Ada prinsip otonomi daerah yang menghalangi campur tangan Jokowi ke polemik pabrik semen di pegunungan Kendeng. Kini pemerintah pusat akan mengkaji cermat Kajian Lingkungan Hidup Strategis (KLHS) yang menentukan nasib kawasan Kendeng ke depan. Kajian dilakukan di bawah koordinasi Kepala Staf Kepresidenan dengan melibatkan berbagai instansi, mulai dari Kementerian Lingkungan Hidup dan Kehutanan (LH-K), Kementerian ESDM, hingga pemerintah daerah setempat.
Terbitnya izin lingkungan baru membuat Petani Kendeng kembali melakukan aksi mengecor kaki pada Senin (13/3) hingga Senin (20/3). Jumlahnya pun bertambah mencapai 50 orang. Sayangnya, sampai aksi itu berujung pada meninggalnya Patmi, tuntutan petani Kendeng agar tidak ada tindakan apapun yang dilakukan pemerintah untuk mendukung operasi pabrik tidak terpenuhi.

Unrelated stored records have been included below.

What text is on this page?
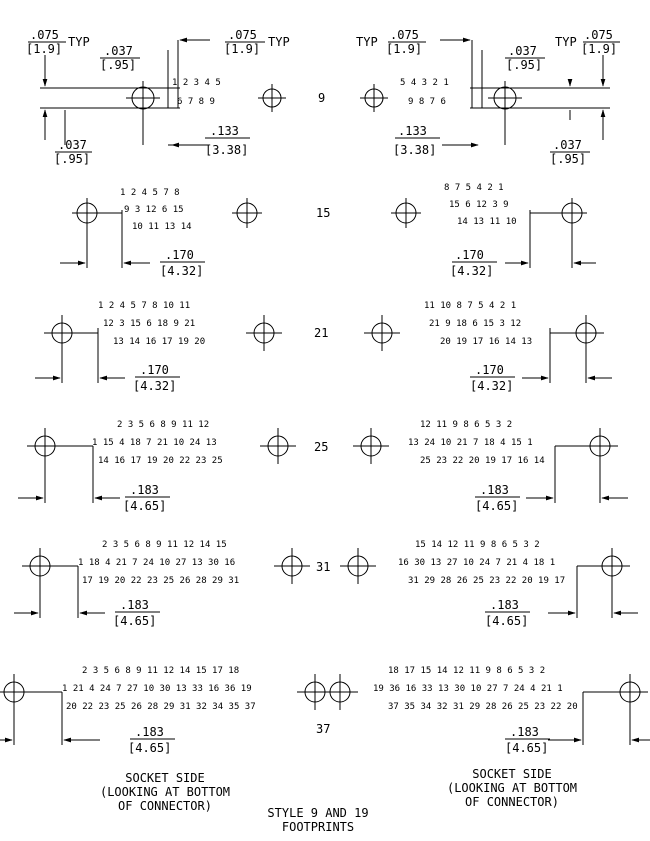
.075
[1.9] TYP
.037
[.95]
.075
[1.9] TYP
.037
[.95]
.133
[3.38]
TYP .075
[1.9]	.037
[.95]
TYP .075
[1.9]
.037
[.95]
.133
[3.38]
.170
[4.32]
.170
[4.32]
.170
[4.32]
.170
[4.32]
.183
[4.65]
.183
[4.65]
.183
[4.65]
.183
[4.65]
.183
[4.65]
.183
[4.65]
9
15
21
25
31
37
1 2 3 4 5
6 7 8 9
5 4 3 2 1
9 8 7 6
1 2 4 5 7 8
9 3 12 6 15
10 11 13 14
8 7 5 4 2 1
15 6 12 3 9
14 13 11 10
1 2 4 5 7 8 10 11
12 3 15 6 18 9 21
13 14 16 17 19 20
11 10 8 7 5 4 2 1
21 9 18 6 15 3 12
20 19 17 16 14 13
2 3 5 6 8 9 11 12
1 15 4 18 7 21 10 24 13
14 16 17 19 20 22 23 25
12 11 9 8 6 5 3 2
13 24 10 21 7 18 4 15 1
25 23 22 20 19 17 16 14
2 3 5 6 8 9 11 12 14 15
1 18 4 21 7 24 10 27 13 30 16
17 19 20 22 23 25 26 28 29 31
15 14 12 11 9 8 6 5 3 2
16 30 13 27 10 24 7 21 4 18 1
31 29 28 26 25 23 22 20 19 17
2 3 5 6 8 9 11 12 14 15 17 18
1 21 4 24 7 27 10 30 13 33 16 36 19
20 22 23 25 26 28 29 31 32 34 35 37
18 17 15 14 12 11 9 8 6 5 3 2
19 36 16 33 13 30 10 27 7 24 4 21 1
37 35 34 32 31 29 28 26 25 23 22 20
SOCKET SIDE
(LOOKING AT BOTTOM
OF CONNECTOR)
SOCKET SIDE
(LOOKING AT BOTTOM
OF CONNECTOR)
STYLE 9 AND 19
FOOTPRINTS
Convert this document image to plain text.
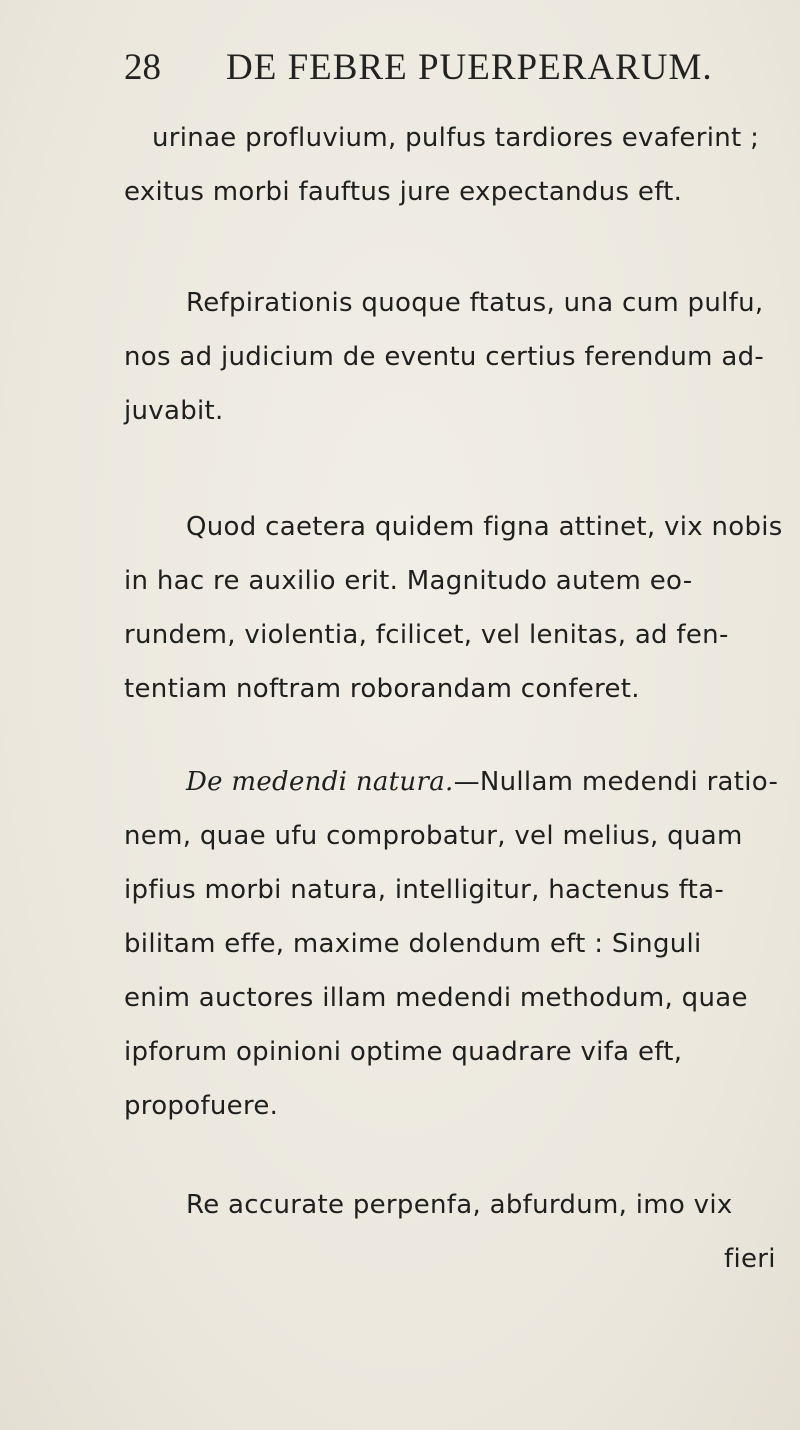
28 DE FEBRE PUERPERARUM.
urinae profluvium, pulfus tardiores evaferint ;
exitus morbi fauftus jure expectandus eft.
Refpirationis quoque ftatus, una cum pulfu,
nos ad judicium de eventu certius ferendum ad-
juvabit.
Quod caetera quidem figna attinet, vix nobis
in hac re auxilio erit. Magnitudo autem eo-
rundem, violentia, fcilicet, vel lenitas, ad fen-
tentiam noftram roborandam conferet.
De medendi natura.—Nullam medendi ratio-
nem, quae ufu comprobatur, vel melius, quam
ipfius morbi natura, intelligitur, hactenus fta-
bilitam effe, maxime dolendum eft : Singuli
enim auctores illam medendi methodum, quae
ipforum opinioni optime quadrare vifa eft,
propofuere.
Re accurate perpenfa, abfurdum, imo vix
fieri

Upaya membela dan meneruskan apa yang sudah dimulai oleh PT Semen Indonesia yang sudah melakukan “investasi” sangat bisa dipahami. Perusahaan induk pabrik semen di Rembang ini konon mencadangkan hingga 5.000 miliar untuk memaksakan pabrik itu beroperasi. Tentu saja sesuatu yang sah dan lazim karena sebagai entitas badan usaha milik negara (BUMN) berupaya mendapat untung.
Sejumlah keanehan
Protes masyarakat atas keberadaan pabrik semen di Pegunungan Kendeng telah berlangsung selama bertahun-tahun. Koran Kompas mencatat, warga Kendeng sudah mengalami kekerasan sistemik sejak tahun 2006. Aktivitas penambangan di kawasan karst, disebut berdampak merusak bagi keberadaan sumber air di bawah pegunungan Kendeng. Para petani di Rembang, Pati, Blora, dan Grobogan bergantung pada sumber air dari pegunungan itu.

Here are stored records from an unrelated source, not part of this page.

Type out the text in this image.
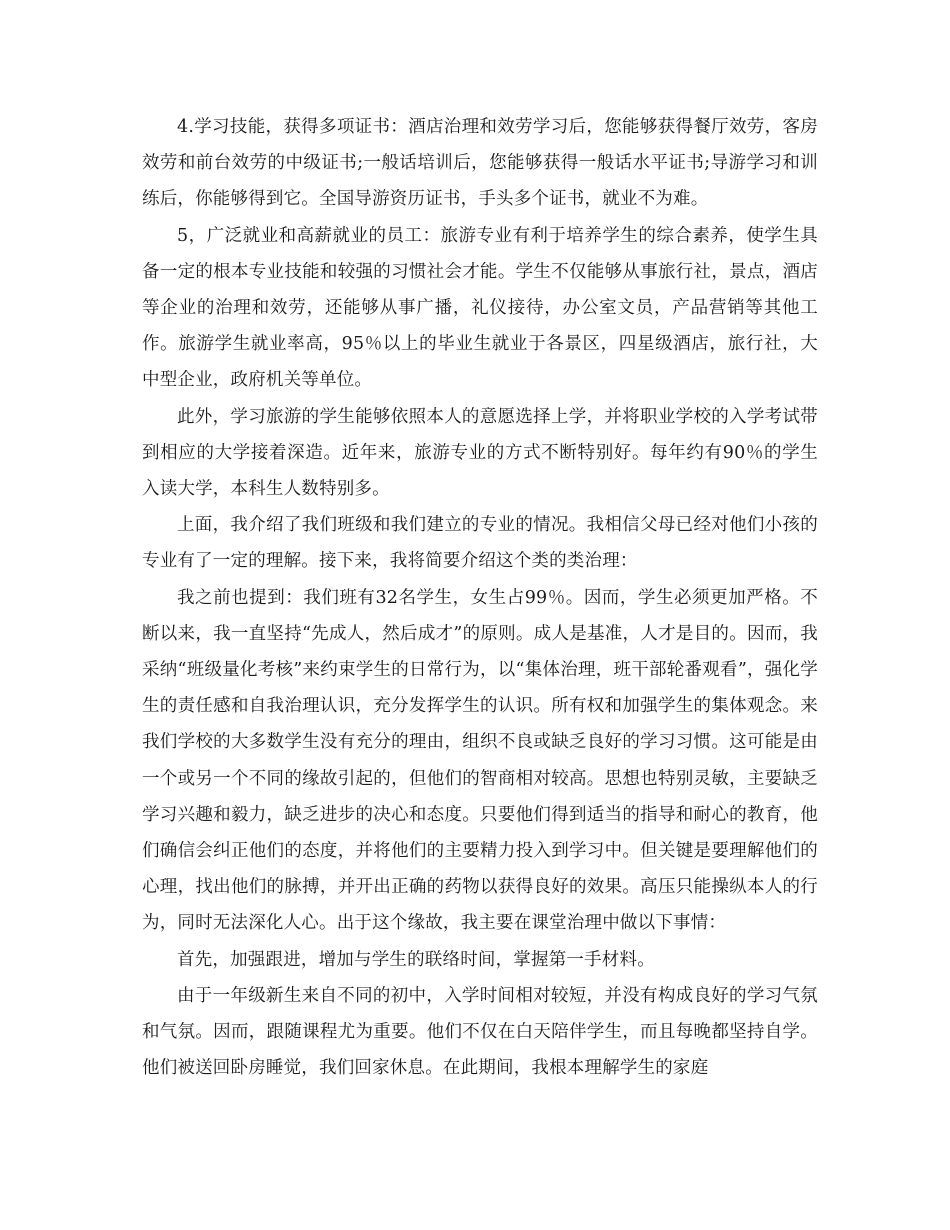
4.学习技能，获得多项证书：酒店治理和效劳学习后，您能够获得餐厅效劳，客房效劳和前台效劳的中级证书;一般话培训后，您能够获得一般话水平证书;导游学习和训练后，你能够得到它。全国导游资历证书，手头多个证书，就业不为难。

5，广泛就业和高薪就业的员工：旅游专业有利于培养学生的综合素养，使学生具备一定的根本专业技能和较强的习惯社会才能。学生不仅能够从事旅行社，景点，酒店等企业的治理和效劳，还能够从事广播，礼仪接待，办公室文员，产品营销等其他工作。旅游学生就业率高，95％以上的毕业生就业于各景区，四星级酒店，旅行社，大中型企业，政府机关等单位。

此外，学习旅游的学生能够依照本人的意愿选择上学，并将职业学校的入学考试带到相应的大学接着深造。近年来，旅游专业的方式不断特别好。每年约有90％的学生入读大学，本科生人数特别多。

上面，我介绍了我们班级和我们建立的专业的情况。我相信父母已经对他们小孩的专业有了一定的理解。接下来，我将简要介绍这个类的类治理：

我之前也提到：我们班有32名学生，女生占99％。因而，学生必须更加严格。不断以来，我一直坚持“先成人，然后成才”的原则。成人是基准，人才是目的。因而，我采纳“班级量化考核”来约束学生的日常行为，以“集体治理，班干部轮番观看”，强化学生的责任感和自我治理认识，充分发挥学生的认识。所有权和加强学生的集体观念。来我们学校的大多数学生没有充分的理由，组织不良或缺乏良好的学习习惯。这可能是由一个或另一个不同的缘故引起的，但他们的智商相对较高。思想也特别灵敏，主要缺乏学习兴趣和毅力，缺乏进步的决心和态度。只要他们得到适当的指导和耐心的教育，他们确信会纠正他们的态度，并将他们的主要精力投入到学习中。但关键是要理解他们的心理，找出他们的脉搏，并开出正确的药物以获得良好的效果。高压只能操纵本人的行为，同时无法深化人心。出于这个缘故，我主要在课堂治理中做以下事情：

首先，加强跟进，增加与学生的联络时间，掌握第一手材料。

由于一年级新生来自不同的初中，入学时间相对较短，并没有构成良好的学习气氛和气氛。因而，跟随课程尤为重要。他们不仅在白天陪伴学生，而且每晚都坚持自学。他们被送回卧房睡觉，我们回家休息。在此期间，我根本理解学生的家庭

Anehnya pemerintah terkesan sangat lamban dalam mengantisipasi terjadinya kericuhan yang berlarut hingga saat ini. Semua sudah berlangsung sejak lama bahkan hingga pabrik sudah berdiri, tapi masih saja ada warga yang merasa terlanggar haknya. Yang lebih aneh saat pabrik sudah siap beroperasi, ternyata jadi berproduksi atau tidaknya tergantung pada hasil KLHS di pegunungan Kendeng.
Dan dalam soal ini yang juga mengherankan Kementerian LH-K masih menunggu kepastian dari hasil KLHS apakah benar di kawasan tersebut ada sistem sungai bawah tanah seperti lazimnya ada di lingkungan pegunungan kapur. Sangat disayangkan bahwa instansi berwenang tiap kali harus melakukan kajian ulang terkait data penting suatu kawasan yang mestinya sudah terpetakan secara rinci.

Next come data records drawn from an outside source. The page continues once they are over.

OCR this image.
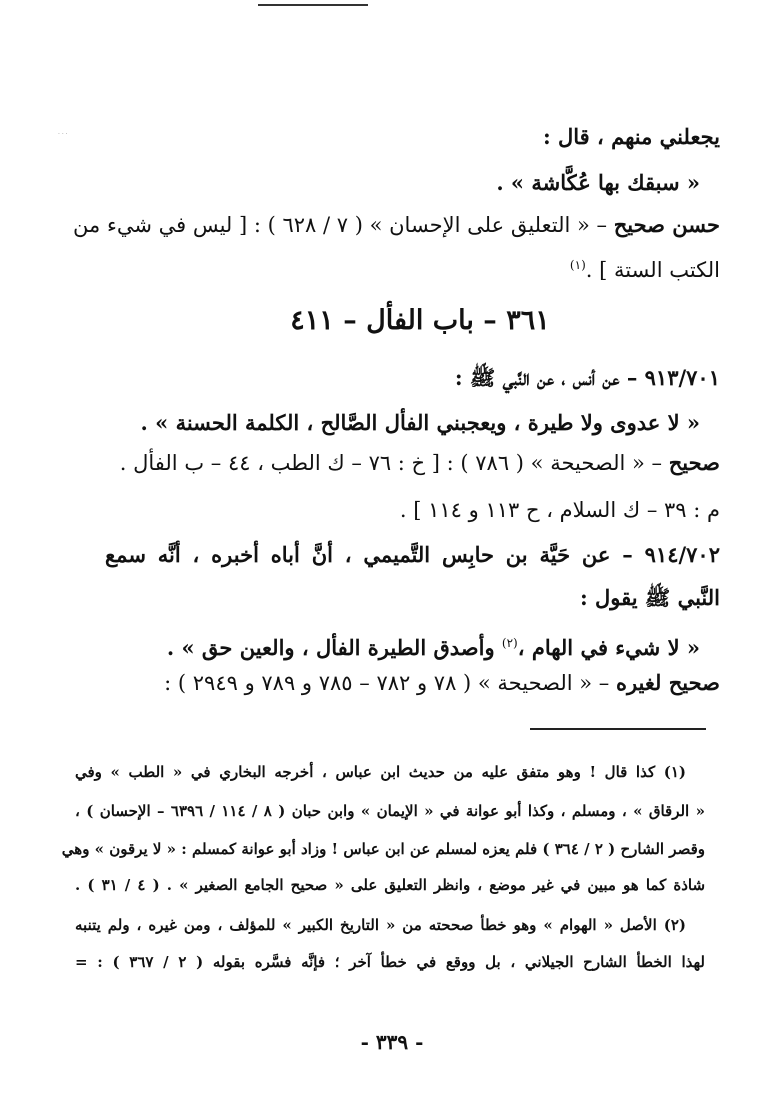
· · ·	يجعلني منهم ، قال :
« سبقك بها عُكَّاشة » .
حسن صحيح – « التعليق على الإحسان » ( ٧ / ٦٢٨ ) : [ ليس في شيء من
الكتب الستة ] .$^{(١)}$
٣٦١ – باب الفأل – ٤١١
٩١٣/٧٠١ – عن أنس ، عن النَّبي ﷺ :
« لا عدوى ولا طيرة ، ويعجبني الفأل الصَّالح ، الكلمة الحسنة » .
صحيح – « الصحيحة » ( ٧٨٦ ) : [ خ : ٧٦ – ك الطب ، ٤٤ – ب الفأل .
م : ٣٩ – ك السلام ، ح ١١٣ و ١١٤ ] .
٩١٤/٧٠٢ – عن حَيَّة بن حابِس التَّميمي ، أنَّ أباه أخبره ، أنَّه سمع
النَّبي ﷺ يقول :
« لا شيء في الهام ،$^{(٢)}$ وأصدق الطيرة الفأل ، والعين حق » .
صحيح لغيره – « الصحيحة » ( ٧٨ و ٧٨٢ – ٧٨٥ و ٧٨٩ و ٢٩٤٩ ) :
(١) كذا قال ! وهو متفق عليه من حديث ابن عباس ، أخرجه البخاري في « الطب » وفي
« الرقاق » ، ومسلم ، وكذا أبو عوانة في « الإيمان » وابن حبان ( ٨ / ١١٤ / ٦٣٩٦ – الإحسان ) ،
وقصر الشارح ( ٢ / ٣٦٤ ) فلم يعزه لمسلم عن ابن عباس ! وزاد أبو عوانة كمسلم : « لا يرقون » وهي
شاذة كما هو مبين في غير موضع ، وانظر التعليق على « صحيح الجامع الصغير » . ( ٤ / ٣١ ) .
(٢) الأصل « الهوام » وهو خطأ صححته من « التاريخ الكبير » للمؤلف ، ومن غيره ، ولم يتنبه
لهذا الخطأ الشارح الجيلاني ، بل ووقع في خطأ آخر ؛ فإنَّه فسَّره بقوله ( ٢ / ٣٦٧ ) : =
- ٣٣٩ -
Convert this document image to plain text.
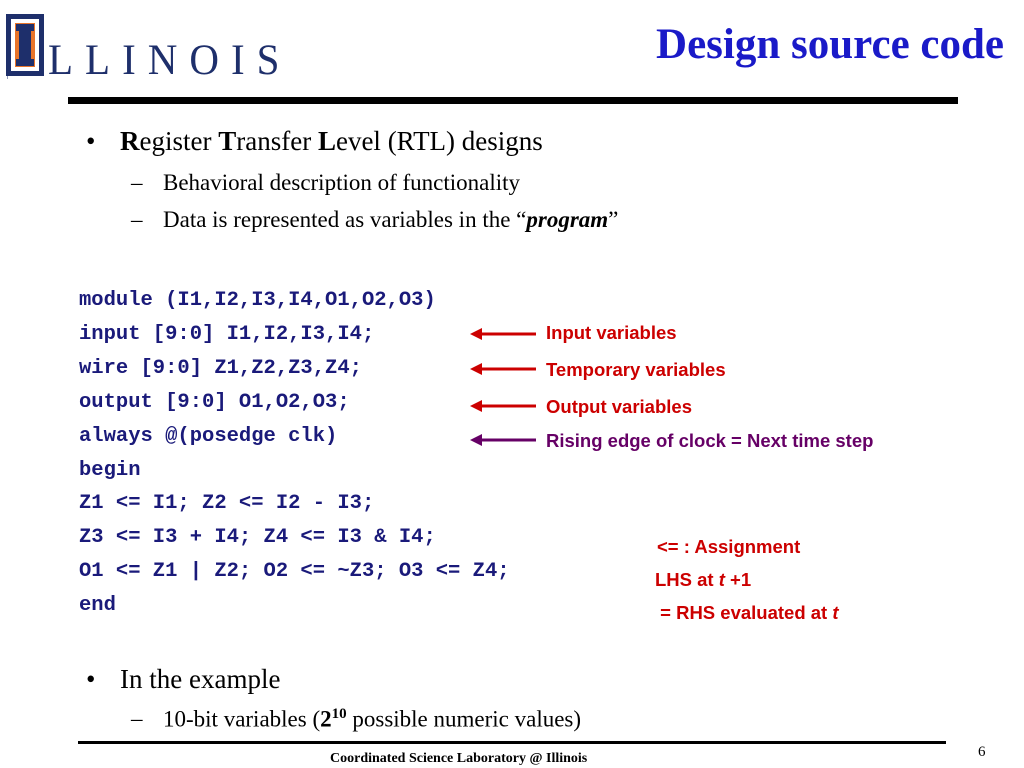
I LLINOIS	Design source code
• Register Transfer Level (RTL) designs
– Behavioral description of functionality
– Data is represented as variables in the “program”
module (I1,I2,I3,I4,O1,O2,O3)
input [9:0] I1,I2,I3,I4;
wire [9:0] Z1,Z2,Z3,Z4;
output [9:0] O1,O2,O3;
always @(posedge clk)
begin
Z1 <= I1; Z2 <= I2 - I3;
Z3 <= I3 + I4; Z4 <= I3 & I4;
O1 <= Z1 | Z2; O2 <= ~Z3; O3 <= Z4;
end
Input variables
Temporary variables
Output variables
Rising edge of clock = Next time step
<= : Assignment
LHS at t +1
= RHS evaluated at t
• In the example
– 10-bit variables ($2^{10}$ possible numeric values)
Coordinated Science Laboratory @ Illinois	6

Bila KLHS hanya sebatas formalitas sungguh merupakan ihwal yang tambah aneh bahkan berbahaya karena jelas-jelas hanya menantang opini publik yang makin terbentuk bahwa proses beroperasinya pabrik semen itu, terutama perizinannya, bermasalah. Mungkin pemerintah pusat memang sudah siap dengan segala risiko kegaduhan yang akan terjadi untuk menegaskan bahwa masyarakat sebaiknya percaya saja dengan keputusan yang telah diambil.
Anggapan ini secara implisit mengatakan bahwa wilayah yang diberikan izinnya sudah dieksploitasi sebelumnya oleh usaha penambangan lain. Bahwa di daerah itu sebenarnya lingkungannya sudah rusak sehingga secara tidak langsung juga mengatakan sah saja untuk dirusak saja sekalian demi keuntungan bersama. Dan yang tak terkatakan: mari ditanggung bersama–padahal yang paling kena risiko adalah warga sekitar–saat terjadi bencana.
Penyebab yang menyumbang parahnya kondisi ini bisa jadi karena gaya ego sektoral dan business as usual. Masing-masing pihak hanya berpikir yang penting bagaimana tugasnya sendiri sudah selesai dan stop di situ. Peduli setan dengan kinerja instansi lain, apalagi terkait masyarakat yang harapannya juga diuntungkan dari beroperasinya pabrik tersebut. Singkatnya, walau ada saja yang protes, ya terus saja jalan.
Peran Presiden
Di sinilah tampaknya diperlukan peran Presiden sebagai semacam penentu akhir setelah menimbang berbagai manfaat dan kerugian yang ada. Bagaimana representasi sosok negara dengan sumberdaya yang dimilikinya bisa menelaah sejauh mana projek itu benar-benar menguntungkan semua pihak. Tentu saja juga dengan memperhitungkan kemungkinan kerusakan lingkungan dan berbagai dampak lainnya.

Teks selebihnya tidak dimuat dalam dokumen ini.